The Easiest Way to Learn Music Theory Published in Studio Equipment

Hooktheory will tell you the chord progression for thousands of pieces of music

It seems like every month a new plugin or piece of technology comes out that makes producing music easier. The tools that are available, not to even the most amateur of producers, are capable of producing a great-sounding mix and master.

It’s not often, however, that a tool comes out that can help you write better music in the first place. Hooktheory can do just that. It’s a free, crowdsourced online tool that allows you to build harmonic progressions for your song and then see how other popular artists have used those same chords. And, it’s a lot of fun.

You can search by artist or song or chord progression. We were able to see, for example, that Regina Specktor’s “Samson” uses A, the same cadential 6/4 chord as Aerosmith’s “I Don’t Want to Miss a Thing” and Hans Zimmer’s film score theme for The Rock .

Using the “Trends” feature, we quickly found 52 songs in the key of A that used the chord progression A - F#m - D - A (I - vi - IV - I), including Death Cab for Cutie’s “I Will Follow You Into the Dark,” John Mayer’s “Waiting on the World to Change,” and U2’s “One.”
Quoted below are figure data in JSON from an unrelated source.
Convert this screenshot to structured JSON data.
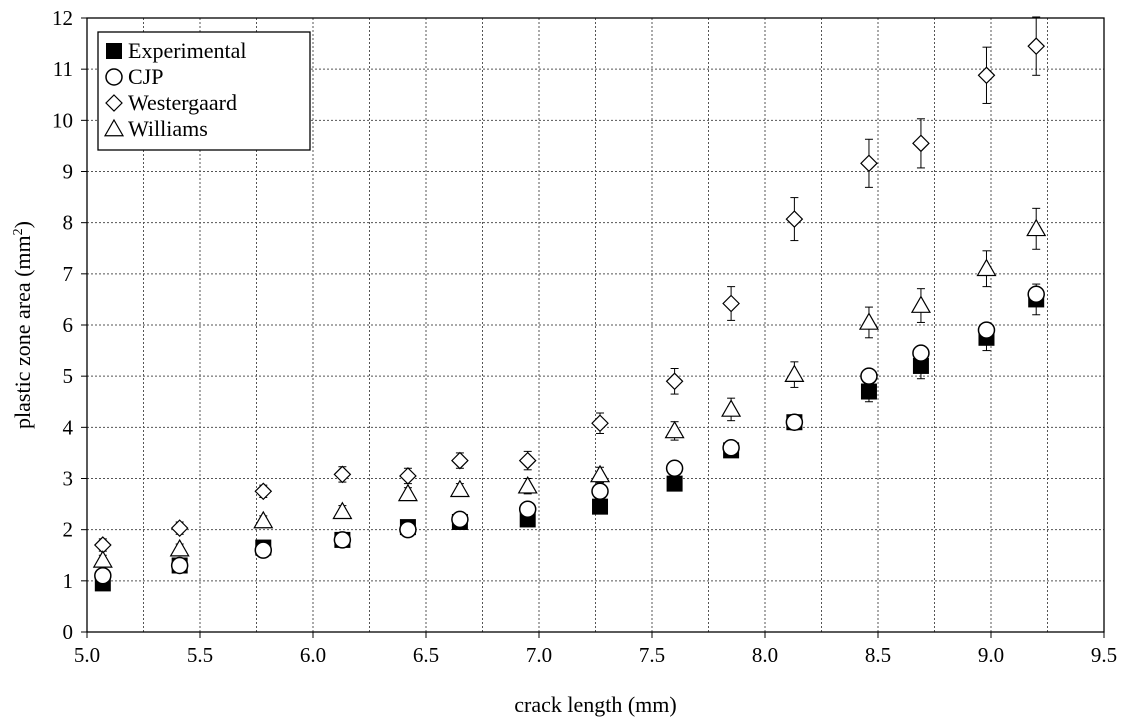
{
  "chart_data": {
    "type": "scatter",
    "title": "",
    "xlabel": "crack length (mm)",
    "ylabel_main": "plastic zone area (mm",
    "ylabel_sup": "2",
    "ylabel_end": ")",
    "xlim": [
      5.0,
      9.5
    ],
    "ylim": [
      0,
      12
    ],
    "x_ticks": [
      "5.0",
      "5.5",
      "6.0",
      "6.5",
      "7.0",
      "7.5",
      "8.0",
      "8.5",
      "9.0",
      "9.5"
    ],
    "y_ticks": [
      "0",
      "1",
      "2",
      "3",
      "4",
      "5",
      "6",
      "7",
      "8",
      "9",
      "10",
      "11",
      "12"
    ],
    "grid": true,
    "legend_position": "top-left",
    "x": [
      5.07,
      5.41,
      5.78,
      6.13,
      6.42,
      6.65,
      6.95,
      7.27,
      7.6,
      7.85,
      8.13,
      8.46,
      8.69,
      8.98,
      9.2
    ],
    "series": [
      {
        "name": "Experimental",
        "marker": "filled-square",
        "values": [
          0.95,
          1.3,
          1.65,
          1.8,
          2.05,
          2.15,
          2.2,
          2.45,
          2.9,
          3.55,
          4.1,
          4.7,
          5.2,
          5.75,
          6.5
        ],
        "errors": [
          0.1,
          0.1,
          0.1,
          0.1,
          0.1,
          0.1,
          0.1,
          0.1,
          0.1,
          0.12,
          0.15,
          0.2,
          0.25,
          0.25,
          0.3
        ]
      },
      {
        "name": "CJP",
        "marker": "open-circle",
        "values": [
          1.1,
          1.3,
          1.6,
          1.8,
          2.0,
          2.2,
          2.4,
          2.75,
          3.2,
          3.6,
          4.1,
          5.0,
          5.45,
          5.9,
          6.6
        ]
      },
      {
        "name": "Westergaard",
        "marker": "open-diamond",
        "values": [
          1.7,
          2.03,
          2.75,
          3.08,
          3.05,
          3.35,
          3.35,
          4.08,
          4.9,
          6.42,
          8.07,
          9.16,
          9.55,
          10.88,
          11.45
        ],
        "errors": [
          0.12,
          0.12,
          0.12,
          0.15,
          0.15,
          0.15,
          0.18,
          0.2,
          0.25,
          0.33,
          0.42,
          0.47,
          0.48,
          0.55,
          0.57
        ]
      },
      {
        "name": "Williams",
        "marker": "open-triangle",
        "values": [
          1.4,
          1.62,
          2.17,
          2.35,
          2.7,
          2.78,
          2.85,
          3.07,
          3.93,
          4.35,
          5.03,
          6.05,
          6.38,
          7.1,
          7.88
        ],
        "errors": [
          0.1,
          0.1,
          0.1,
          0.12,
          0.12,
          0.12,
          0.15,
          0.15,
          0.18,
          0.22,
          0.25,
          0.3,
          0.33,
          0.35,
          0.4
        ]
      }
    ]
  }
}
Hooktheory takes the mystery out of how certain songs or artists are able to attain their feel, harmonically speaking. Whether you have formal music theory training or not, the simple interface mixed with the ability to see chords and compare similar songs, makes learning the harmonic theory behind many popular songs easy. It’s also pretty fun to see how Red Hot Chili Peppers borrowed from Pachelbel’s Canon.

Even more important than creating an excellent mix and master is having a great song to start with. One of the most important things for producers to do is to listen to a lot of great music and attune their ears and their taste to what makes fans feel moved.

If you’re serious about creating great music, study it. With tools like Hooktheory, it’s never been easier.